Brief history of CLIMARC
CLIMARC - Computerising the Australian climate archives” (QPI43) Nick Clarkson, Queensland Centre for Climate Applications (QCCA)/DPI&F, was a joint project between the first national Climate Variability in Agriculture Program (CVAP) , the Queensland Department of Primary Industries and Fisheries (DPI&F), the Queensland Department of Natural Resources, Mines and Energy (NRM&E), and the Australian Government Bureau of Meteorology. With the aim to increase the amount of data available electronically for variables other than rainfall, for the period before 1957. When the Bureau of Meteorology commenced storing observations electronically, it decided to computerise all rainfall data but not the climate data before 1957 for cost reasons. The CLIMARC project digitised the pre-1957 climate data for 50 locations. Prior to CLIMARC there were only 5 locations in Australia where the entire observational record had been digitised. A number of other locations had already been partly digitised either by the Bureau of Meteorology or other organisations. The pre-1957 data for the 50 CLIMARC locations, together with the small amount of data which were already available, made it possible to construct gridded surfaces for the pre-1957 period. The methodology is described in the CLIMARC Report .
Removal of suspect values
SILO uses a two pass interpolation system to identify and remove suspect values from the dataset used to construct a gridded surface. Suspect values are excluded from the interpolation so they do not adversely affect the gridded surface. Removal of suspect values from the interpolation also impacts SILO’s point datasets:
Point datasets at gridded locations are constructed using the gridded surfaces. Withholding a suspect value from the interpolation will result in localised changes to the fitted surface, so point datasets in the vicinity of the withheld datum will be affected.

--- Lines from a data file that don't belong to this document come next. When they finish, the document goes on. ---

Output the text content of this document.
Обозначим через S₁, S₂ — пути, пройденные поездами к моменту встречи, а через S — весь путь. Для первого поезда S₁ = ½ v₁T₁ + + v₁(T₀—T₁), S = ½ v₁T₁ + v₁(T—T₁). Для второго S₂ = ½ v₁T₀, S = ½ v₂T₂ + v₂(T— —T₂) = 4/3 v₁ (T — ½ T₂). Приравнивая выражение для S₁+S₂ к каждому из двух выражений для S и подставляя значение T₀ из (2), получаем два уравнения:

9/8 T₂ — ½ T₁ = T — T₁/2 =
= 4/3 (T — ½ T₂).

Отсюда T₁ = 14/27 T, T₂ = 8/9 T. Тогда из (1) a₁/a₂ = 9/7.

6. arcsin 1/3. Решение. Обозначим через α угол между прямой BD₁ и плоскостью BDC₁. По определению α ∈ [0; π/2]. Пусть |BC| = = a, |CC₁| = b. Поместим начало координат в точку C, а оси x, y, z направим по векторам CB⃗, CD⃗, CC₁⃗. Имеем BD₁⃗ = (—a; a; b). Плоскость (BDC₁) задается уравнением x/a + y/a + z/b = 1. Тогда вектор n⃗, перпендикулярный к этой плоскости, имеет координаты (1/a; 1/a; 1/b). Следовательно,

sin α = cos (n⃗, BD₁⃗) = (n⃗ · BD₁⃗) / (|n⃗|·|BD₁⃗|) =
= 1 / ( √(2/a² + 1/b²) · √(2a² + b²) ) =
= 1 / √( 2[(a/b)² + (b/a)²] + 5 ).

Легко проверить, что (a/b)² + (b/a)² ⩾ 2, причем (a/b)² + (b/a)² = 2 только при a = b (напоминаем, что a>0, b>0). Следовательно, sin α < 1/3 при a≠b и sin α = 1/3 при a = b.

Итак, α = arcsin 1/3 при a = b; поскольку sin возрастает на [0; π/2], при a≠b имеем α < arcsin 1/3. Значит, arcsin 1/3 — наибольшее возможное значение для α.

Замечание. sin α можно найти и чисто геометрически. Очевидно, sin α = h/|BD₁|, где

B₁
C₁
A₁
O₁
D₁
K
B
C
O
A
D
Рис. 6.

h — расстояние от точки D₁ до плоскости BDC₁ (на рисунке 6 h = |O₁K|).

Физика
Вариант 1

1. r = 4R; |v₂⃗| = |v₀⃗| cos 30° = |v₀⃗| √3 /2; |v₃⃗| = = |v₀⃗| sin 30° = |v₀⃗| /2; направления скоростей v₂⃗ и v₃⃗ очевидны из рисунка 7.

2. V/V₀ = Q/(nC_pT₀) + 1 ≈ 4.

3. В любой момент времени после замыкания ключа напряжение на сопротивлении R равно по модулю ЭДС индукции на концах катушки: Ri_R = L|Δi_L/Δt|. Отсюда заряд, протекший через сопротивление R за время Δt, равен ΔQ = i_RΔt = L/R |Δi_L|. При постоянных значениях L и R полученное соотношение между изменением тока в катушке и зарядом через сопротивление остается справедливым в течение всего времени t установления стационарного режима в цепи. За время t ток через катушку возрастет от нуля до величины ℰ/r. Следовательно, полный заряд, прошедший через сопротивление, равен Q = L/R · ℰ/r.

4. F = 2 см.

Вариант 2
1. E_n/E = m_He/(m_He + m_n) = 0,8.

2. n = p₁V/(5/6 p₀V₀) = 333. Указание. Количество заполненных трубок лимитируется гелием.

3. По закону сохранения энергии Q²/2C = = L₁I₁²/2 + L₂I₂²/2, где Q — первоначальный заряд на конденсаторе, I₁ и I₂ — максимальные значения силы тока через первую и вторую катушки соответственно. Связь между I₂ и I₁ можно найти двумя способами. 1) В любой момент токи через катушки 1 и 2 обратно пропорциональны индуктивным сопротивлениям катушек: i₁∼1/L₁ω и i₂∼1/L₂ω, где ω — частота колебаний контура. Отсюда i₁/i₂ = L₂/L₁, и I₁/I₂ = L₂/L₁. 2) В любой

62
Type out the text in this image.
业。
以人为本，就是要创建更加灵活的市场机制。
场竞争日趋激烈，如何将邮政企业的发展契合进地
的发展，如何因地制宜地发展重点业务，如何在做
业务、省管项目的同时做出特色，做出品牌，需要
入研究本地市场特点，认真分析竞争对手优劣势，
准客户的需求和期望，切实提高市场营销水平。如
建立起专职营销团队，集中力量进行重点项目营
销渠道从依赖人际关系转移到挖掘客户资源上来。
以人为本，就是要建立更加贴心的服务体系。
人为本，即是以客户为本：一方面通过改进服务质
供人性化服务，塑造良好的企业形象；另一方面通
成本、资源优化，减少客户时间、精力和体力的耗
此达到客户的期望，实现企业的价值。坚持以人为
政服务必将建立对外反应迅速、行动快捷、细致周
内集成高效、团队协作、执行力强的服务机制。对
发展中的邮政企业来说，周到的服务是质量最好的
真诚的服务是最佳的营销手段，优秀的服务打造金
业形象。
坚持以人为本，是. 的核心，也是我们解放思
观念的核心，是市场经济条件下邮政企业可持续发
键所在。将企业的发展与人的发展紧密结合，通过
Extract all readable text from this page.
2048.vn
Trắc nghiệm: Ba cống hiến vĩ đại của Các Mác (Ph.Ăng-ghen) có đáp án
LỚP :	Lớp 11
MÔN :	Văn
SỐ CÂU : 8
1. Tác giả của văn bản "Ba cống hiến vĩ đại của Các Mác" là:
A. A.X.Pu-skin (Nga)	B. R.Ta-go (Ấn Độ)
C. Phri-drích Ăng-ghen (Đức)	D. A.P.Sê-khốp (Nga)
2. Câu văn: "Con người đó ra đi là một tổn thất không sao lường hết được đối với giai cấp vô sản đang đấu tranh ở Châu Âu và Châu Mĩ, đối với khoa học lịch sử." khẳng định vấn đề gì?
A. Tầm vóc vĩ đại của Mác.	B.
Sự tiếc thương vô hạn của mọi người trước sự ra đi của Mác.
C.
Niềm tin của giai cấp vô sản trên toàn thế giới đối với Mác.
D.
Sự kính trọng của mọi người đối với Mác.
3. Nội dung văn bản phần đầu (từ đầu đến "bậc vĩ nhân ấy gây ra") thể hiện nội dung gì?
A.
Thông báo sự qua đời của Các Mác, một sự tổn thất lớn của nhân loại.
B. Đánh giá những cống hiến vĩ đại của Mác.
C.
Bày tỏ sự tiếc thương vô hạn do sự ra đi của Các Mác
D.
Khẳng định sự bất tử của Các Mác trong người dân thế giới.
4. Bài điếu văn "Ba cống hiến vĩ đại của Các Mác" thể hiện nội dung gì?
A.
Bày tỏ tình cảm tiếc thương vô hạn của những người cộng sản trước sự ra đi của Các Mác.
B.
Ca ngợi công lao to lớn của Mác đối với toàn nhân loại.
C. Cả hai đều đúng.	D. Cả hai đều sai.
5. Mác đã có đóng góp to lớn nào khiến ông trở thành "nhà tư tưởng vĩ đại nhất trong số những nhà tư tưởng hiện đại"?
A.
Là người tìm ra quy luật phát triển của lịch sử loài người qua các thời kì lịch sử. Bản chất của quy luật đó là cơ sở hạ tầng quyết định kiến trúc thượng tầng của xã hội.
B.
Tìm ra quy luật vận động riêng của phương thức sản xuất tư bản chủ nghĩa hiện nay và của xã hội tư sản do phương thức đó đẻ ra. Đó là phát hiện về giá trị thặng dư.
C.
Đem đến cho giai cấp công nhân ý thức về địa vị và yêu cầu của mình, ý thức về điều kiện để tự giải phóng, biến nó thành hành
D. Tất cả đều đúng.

Point datasets at station locations may not be consistent with interpolated data at the nearest grid point, because the station point dataset may contain observed data which were rejected by the interpolation system.
Grid point latitude, longitude and elevation
Interpolated estimates are computed at the latitude and longitude at the centre of the given pixel, and if appropriate, the mean elevation for the entire pixel.